At one point, a brawl breaks out, and at least three officers can be seen beating people with batons and kicking them. The woman on the ground is violently grabbed by her hair.

“They’re not doing anything to them … asshole police,” people can be heard shouting in the video.

It’s not clear how many people were arrested in the incident. But one of the alleged victims, Estefanía Monserrat García Sánchez, 18, presented a complaint against the officers in a wheelchair on Monday.

Spectators can be heard in the video telling the officers that they are being filmed.

 

Her brother, Andrik García Sánchez, told the newspaper La Jornada that his sister was hit in the head, face, throat and mouth.

“She can’t eat solid foods. We have to blend food because they damaged the inside of her mouth and she uses braces.” He also said that police attacked his sister brutally enough for her to lose consciousness and wake up in a patrol car, spitting up blood, for which he says an officer in the car yelled at her, telling her that she was staining the vehicle.

Estefanía later had to pay 500 pesos (US $23) to be released from custody.

The incident began soon after the woman had been in a cantina that evening in the city’s historic center, along with eight friends. Security personnel had thrown everyone out because there were underage customers inside. The police were called to the area due to reports that people were vandalizing cars.

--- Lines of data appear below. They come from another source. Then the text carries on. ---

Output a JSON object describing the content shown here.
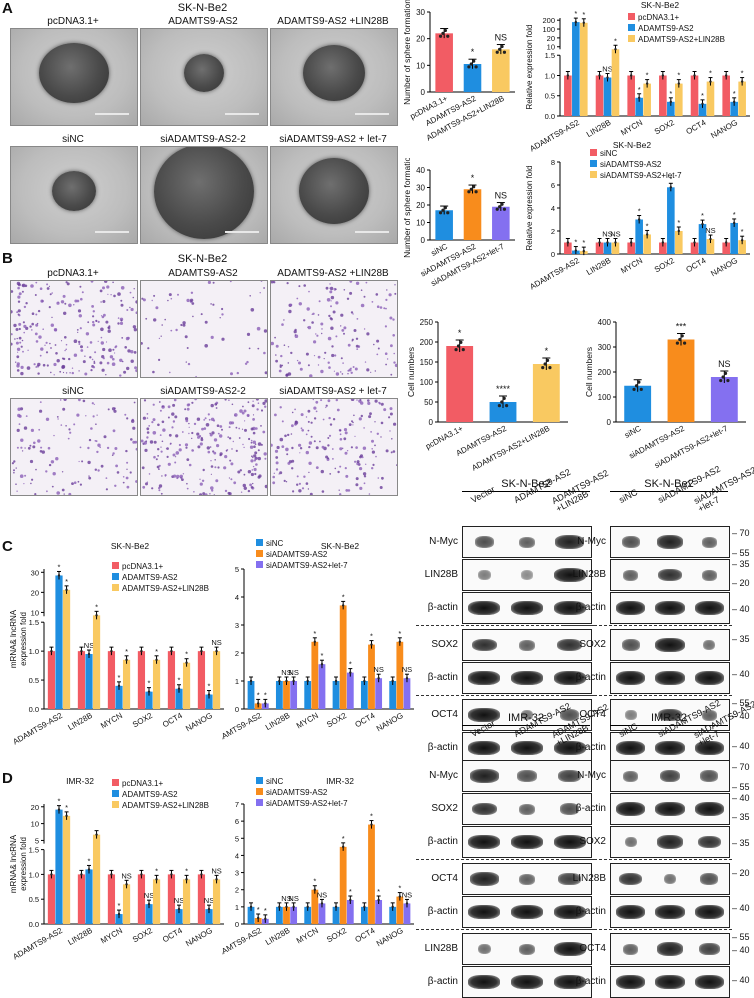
{
  "panels": {
    "A": {
      "label": "A",
      "title": "SK-N-Be2",
      "micro_row1": [
        "pcDNA3.1+",
        "ADAMTS9-AS2",
        "ADAMTS9-AS2 +LIN28B"
      ],
      "micro_row2": [
        "siNC",
        "siADAMTS9-AS2-2",
        "siADAMTS9-AS2 + let-7"
      ]
    },
    "B": {
      "label": "B",
      "title": "SK-N-Be2",
      "micro_row1": [
        "pcDNA3.1+",
        "ADAMTS9-AS2",
        "ADAMTS9-AS2 +LIN28B"
      ],
      "micro_row2": [
        "siNC",
        "siADAMTS9-AS2-2",
        "siADAMTS9-AS2 + let-7"
      ]
    },
    "C": {
      "label": "C"
    },
    "D": {
      "label": "D"
    }
  },
  "blots": {
    "C_left": {
      "title": "SK-N-Be2",
      "lanes": [
        "Vector",
        "ADAMTS9-AS2",
        "ADAMTS9-AS2\n+LIN28B"
      ],
      "rows": [
        "N-Myc",
        "LIN28B",
        "β-actin",
        "SOX2",
        "β-actin",
        "OCT4",
        "β-actin"
      ]
    },
    "C_right": {
      "title": "SK-N-Be2",
      "lanes": [
        "siNC",
        "siADAMTS9-AS2",
        "siADAMTS9-AS2\n+let-7"
      ],
      "rows": [
        "N-Myc",
        "LIN28B",
        "β-actin",
        "SOX2",
        "β-actin",
        "OCT4",
        "β-actin"
      ],
      "mw": [
        "70",
        "55",
        "35",
        "20",
        "40",
        "35",
        "40",
        "55",
        "40",
        "40"
      ]
    },
    "D_left": {
      "title": "IMR-32",
      "lanes": [
        "Vector",
        "ADAMTS9-AS2",
        "ADAMTS9-AS2\n+LIN28B"
      ],
      "rows": [
        "N-Myc",
        "SOX2",
        "β-actin",
        "OCT4",
        "β-actin",
        "LIN28B",
        "β-actin"
      ]
    },
    "D_right": {
      "title": "IMR-32",
      "lanes": [
        "siNC",
        "siADAMTS9-AS2",
        "siADAMTS9-AS2\n+let-7"
      ],
      "rows": [
        "N-Myc",
        "β-actin",
        "SOX2",
        "LIN28B",
        "β-actin",
        "OCT4",
        "β-actin"
      ],
      "mw": [
        "70",
        "55",
        "40",
        "35",
        "35",
        "20",
        "40",
        "55",
        "40",
        "40"
      ]
    }
  },
  "colors": {
    "red": "#f25c64",
    "blue": "#1f8ee0",
    "yellow": "#f9c961",
    "orange": "#f88c1c",
    "purple": "#8470f0"
  },
  "chart_data": [
    {
      "id": "A1",
      "type": "bar",
      "ylabel": "Number of sphere formation",
      "ylim": [
        0,
        30
      ],
      "yticks": [
        0,
        10,
        20,
        30
      ],
      "categories": [
        "pcDNA3.1+",
        "ADAMTS9-AS2",
        "ADAMTS9-AS2+LIN28B"
      ],
      "values": [
        22,
        10.5,
        16
      ],
      "colors": [
        "red",
        "blue",
        "yellow"
      ],
      "annotations": [
        "",
        "*",
        "NS"
      ]
    },
    {
      "id": "A2",
      "type": "bar",
      "title": "SK-N-Be2",
      "ylabel": "Relative expression fold",
      "categories": [
        "ADAMTS9-AS2",
        "LIN28B",
        "MYCN",
        "SOX2",
        "OCT4",
        "NANOG"
      ],
      "legend": [
        "pcDNA3.1+",
        "ADAMTS9-AS2",
        "ADAMTS9-AS2+LIN28B"
      ],
      "colors": [
        "red",
        "blue",
        "yellow"
      ],
      "series": [
        {
          "name": "pcDNA3.1+",
          "values": [
            1.0,
            1.0,
            1.0,
            1.0,
            1.0,
            1.0
          ]
        },
        {
          "name": "ADAMTS9-AS2",
          "values": [
            200,
            0.95,
            0.45,
            0.35,
            0.3,
            0.35
          ]
        },
        {
          "name": "ADAMTS9-AS2+LIN28B",
          "values": [
            195,
            1.6,
            0.8,
            0.8,
            0.85,
            0.85
          ]
        }
      ],
      "annotations": [
        "*  *",
        "NS  *",
        "*  *",
        "*  *",
        "*  *",
        "*  *"
      ],
      "yticks_low": [
        "0.0",
        "0.5",
        "1.0",
        "1.5"
      ],
      "yticks_high": [
        "10",
        "20",
        "100",
        "200"
      ]
    },
    {
      "id": "A3",
      "type": "bar",
      "ylabel": "Number of sphere formation",
      "ylim": [
        0,
        40
      ],
      "yticks": [
        0,
        10,
        20,
        30,
        40
      ],
      "categories": [
        "siNC",
        "siADAMTS9-AS2",
        "siADAMTS9-AS2+let-7"
      ],
      "values": [
        17,
        29,
        19
      ],
      "colors": [
        "blue",
        "orange",
        "purple"
      ],
      "annotations": [
        "",
        "*",
        "NS"
      ]
    },
    {
      "id": "A4",
      "type": "bar",
      "title": "SK-N-Be2",
      "ylabel": "Relative expression fold",
      "ylim": [
        0,
        8
      ],
      "yticks": [
        0,
        2,
        4,
        6,
        8
      ],
      "categories": [
        "ADAMTS9-AS2",
        "LIN28B",
        "MYCN",
        "SOX2",
        "OCT4",
        "NANOG"
      ],
      "legend": [
        "siNC",
        "siADAMTS9-AS2",
        "siADAMTS9-AS2+let-7"
      ],
      "colors": [
        "red",
        "blue",
        "yellow"
      ],
      "series": [
        {
          "name": "siNC",
          "values": [
            1,
            1,
            1,
            1,
            1,
            1
          ]
        },
        {
          "name": "siADAMTS9-AS2",
          "values": [
            0.3,
            1,
            3.0,
            5.8,
            2.6,
            2.7
          ]
        },
        {
          "name": "siADAMTS9-AS2+let-7",
          "values": [
            0.25,
            1,
            1.7,
            2.0,
            1.3,
            1.2
          ]
        }
      ],
      "annotations": [
        "*  *",
        "NS  NS",
        "*  *",
        "*  *",
        "*  NS",
        "*  *"
      ]
    },
    {
      "id": "B1",
      "type": "bar",
      "ylabel": "Cell numbers",
      "ylim": [
        0,
        250
      ],
      "yticks": [
        0,
        50,
        100,
        150,
        200,
        250
      ],
      "categories": [
        "pcDNA3.1+",
        "ADAMTS9-AS2",
        "ADAMTS9-AS2+LIN28B"
      ],
      "values": [
        190,
        50,
        145
      ],
      "colors": [
        "red",
        "blue",
        "yellow"
      ],
      "annotations": [
        "*",
        "****",
        "*"
      ]
    },
    {
      "id": "B2",
      "type": "bar",
      "ylabel": "Cell numbers",
      "ylim": [
        0,
        400
      ],
      "yticks": [
        0,
        100,
        200,
        300,
        400
      ],
      "categories": [
        "siNC",
        "siADAMTS9-AS2",
        "siADAMTS9-AS2+let-7"
      ],
      "values": [
        145,
        330,
        180
      ],
      "colors": [
        "blue",
        "orange",
        "purple"
      ],
      "annotations": [
        "",
        "***",
        "NS"
      ]
    },
    {
      "id": "C1",
      "type": "bar",
      "title": "SK-N-Be2",
      "ylabel": "mRNA& lncRNA expression fold",
      "categories": [
        "ADAMTS9-AS2",
        "LIN28B",
        "MYCN",
        "SOX2",
        "OCT4",
        "NANOG"
      ],
      "legend": [
        "pcDNA3.1+",
        "ADAMTS9-AS2",
        "ADAMTS9-AS2+LIN28B"
      ],
      "colors": [
        "red",
        "blue",
        "yellow"
      ],
      "series": [
        {
          "name": "pcDNA3.1+",
          "values": [
            1.0,
            1.0,
            1.0,
            1.0,
            1.0,
            1.0
          ]
        },
        {
          "name": "ADAMTS9-AS2",
          "values": [
            30,
            0.95,
            0.4,
            0.3,
            0.35,
            0.25
          ]
        },
        {
          "name": "ADAMTS9-AS2+LIN28B",
          "values": [
            20,
            2.3,
            0.85,
            0.85,
            0.8,
            1.0
          ]
        }
      ],
      "annotations": [
        "*  *",
        "NS  *",
        "*  *",
        "*  *",
        "*  *",
        "*  NS"
      ],
      "yticks_low": [
        "0.0",
        "0.5",
        "1.0",
        "1.5"
      ],
      "yticks_high": [
        "10",
        "20",
        "30"
      ]
    },
    {
      "id": "C2",
      "type": "bar",
      "title": "SK-N-Be2",
      "ylim": [
        0,
        5
      ],
      "yticks": [
        0,
        1,
        2,
        3,
        4,
        5
      ],
      "categories": [
        "ADAMTS9-AS2",
        "LIN28B",
        "MYCN",
        "SOX2",
        "OCT4",
        "NANOG"
      ],
      "legend": [
        "siNC",
        "siADAMTS9-AS2",
        "siADAMTS9-AS2+let-7"
      ],
      "colors": [
        "blue",
        "orange",
        "purple"
      ],
      "series": [
        {
          "name": "siNC",
          "values": [
            1,
            1,
            1,
            1,
            1,
            1
          ]
        },
        {
          "name": "siADAMTS9-AS2",
          "values": [
            0.2,
            1,
            2.4,
            3.7,
            2.3,
            2.4
          ]
        },
        {
          "name": "siADAMTS9-AS2+let-7",
          "values": [
            0.2,
            1,
            1.6,
            1.3,
            1.1,
            1.1
          ]
        }
      ],
      "annotations": [
        "*  *",
        "NS  NS",
        "*  *",
        "*  *",
        "*  NS",
        "*  NS"
      ]
    },
    {
      "id": "D1",
      "type": "bar",
      "title": "IMR-32",
      "ylabel": "mRNA& lncRNA expression fold",
      "categories": [
        "ADAMTS9-AS2",
        "LIN28B",
        "MYCN",
        "SOX2",
        "OCT4",
        "NANOG"
      ],
      "legend": [
        "pcDNA3.1+",
        "ADAMTS9-AS2",
        "ADAMTS9-AS2+LIN28B"
      ],
      "colors": [
        "red",
        "blue",
        "yellow"
      ],
      "series": [
        {
          "name": "pcDNA3.1+",
          "values": [
            1.0,
            1.0,
            1.0,
            1.0,
            1.0,
            1.0
          ]
        },
        {
          "name": "ADAMTS9-AS2",
          "values": [
            18,
            1.1,
            0.2,
            0.4,
            0.3,
            0.3
          ]
        },
        {
          "name": "ADAMTS9-AS2+LIN28B",
          "values": [
            15,
            6,
            0.8,
            0.9,
            0.9,
            0.9
          ]
        }
      ],
      "annotations": [
        "*  *",
        "*",
        "*  NS",
        "NS  *",
        "NS  *",
        "NS  NS"
      ],
      "yticks_low": [
        "0.0",
        "0.5",
        "1.0",
        "1.5"
      ],
      "yticks_high": [
        "5",
        "10",
        "20"
      ]
    },
    {
      "id": "D2",
      "type": "bar",
      "title": "IMR-32",
      "ylim": [
        0,
        7
      ],
      "yticks": [
        0,
        1,
        2,
        3,
        4,
        5,
        6,
        7
      ],
      "categories": [
        "ADAMTS9-AS2",
        "LIN28B",
        "MYCN",
        "SOX2",
        "OCT4",
        "NANOG"
      ],
      "legend": [
        "siNC",
        "siADAMTS9-AS2",
        "siADAMTS9-AS2+let-7"
      ],
      "colors": [
        "blue",
        "orange",
        "purple"
      ],
      "series": [
        {
          "name": "siNC",
          "values": [
            1,
            1,
            1,
            1,
            1,
            1
          ]
        },
        {
          "name": "siADAMTS9-AS2",
          "values": [
            0.35,
            1,
            2.0,
            4.5,
            5.8,
            1.6
          ]
        },
        {
          "name": "siADAMTS9-AS2+let-7",
          "values": [
            0.3,
            1,
            1.2,
            1.4,
            1.4,
            1.2
          ]
        }
      ],
      "annotations": [
        "*  *",
        "NS  NS",
        "*  NS",
        "*  *",
        "*  *",
        "*  NS"
      ]
    }
  ]
}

Mayor Mauricio Trejo Pureco said he was committed to securing justice and that the officers had been suspended.

“… even if the arrest was justified, the way in which these citizens were detained is totally reprehensible. They violated all the rules and protocols regarding the use of force,” he added.

An independent human rights prosecutor in Guanajuato, PRODHEG, opened a complaint against the municipal police department, in which Estefanía participated.

PRODHEG’s lead attorney, Vicente Esqueda Méndez, said the victims’ human rights could have been violated.